Version:1.0 StartHTML:0000000273 EndHTML:0000024343
StartFragment:0000003103 EndFragment:0000024307
SourceURL:file://localhost/Users/jwolf6589/Documents/Microsoft%20User%20D



ata/Saved%20Attachments/What%20does%20the%20Bible%20say%20about%20the%20L



ord%C2%B9s%20Day.doc

Honoring the Sabbath or Lord¹s Day

What is that?

If you do Edit - Paste Without Formatting in the Normal tab of Composer
you'll just get plain text. Word produces non-standard HTML and should
/never/ be used to create Web pages.

If the page in Word is simple ... Word can be used to save the file if
you choose the (page web(.htm) filtered) format.

It still produces non-standard HTML and won't validate. Try it yourself:

http://validator.w3.org/


yes .... but http://home.scarlet.be/~pin10521/TESTPAGE.HTM works
correctly with all browsers ....

"... works correctly ..." is almost meaningless to the conversation which is about creating reliable valid HTML (and CSS).

Yes, that simple (non-compliant) page will display the same in the five major browsers I just looked at. However, it's not valid or compliant HTML markup.

http://validator.w3.org/check?uri=http%3A//home.scarlet.be/~pin10521/TESTPAGE.HTM

http://tinyurl.com/28ydmrr

This one only contains compliant HTML, validates and is far simpler coding.

http://edmullen.net/temp/test02.html

Further, it contains no such following nonsense as yours does:

<style>
<!--
 /* Style Definitions */
 p.MsoNormal, li.MsoNormal, div.MsoNormal
        {margin:0cm;
        margin-bottom:.0001pt;
        font-size:12.0pt;
        font-family:"Times New Roman";}
@page Section1
        {size:612.0pt 792.0pt;
        margin:72.0pt 90.0pt 72.0pt 90.0pt;}
div.Section1
        {page:Section1;}
-->
</style>

While that simple example may "work correctly," more complicated pages generated by an MS Office product are un-likely to look the same across browsers.

Just an idea ... How many web pages in percent are W3C compliants
without any error or warning in the world ? :-)

No idea.
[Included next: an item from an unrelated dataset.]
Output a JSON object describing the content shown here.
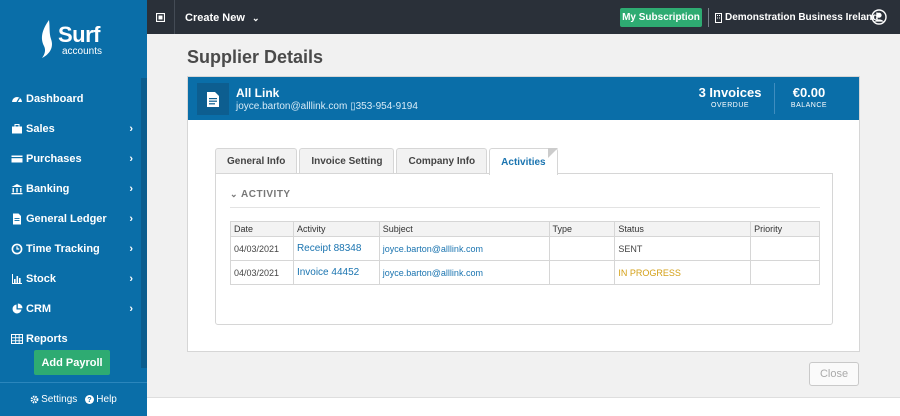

So what? If some large percentage of people designing Web pages are using invalid code why should you?

Virtually all of the several hundred pages on my sites *are*.

My point is not that validation is some holy grail. But it is a starting point for design. And it's a great tool for quickly catching inevitable typos and other lapses instead of visually pouring over source code. If you design to the standard the chances of a Web page looking essentially the same on the major browsing platforms is greatly enhanced.

If you rely on WYSIWYG tools you're just asking for trouble.

And, by the way, it's not just purists or hobbyists who design to be compliant with the W3C recommended standards:

http://validator.w3.org/check?uri=http%3A//www.ibm.com/us/en/

Anyway, this is drifting off-topic from answering the OP's issue. Which I did. It's not a SeaMonkey issue it's a user issue.

--
Ed Mullen
http://edmullen.net
Deja Loo: I've heard this flush before!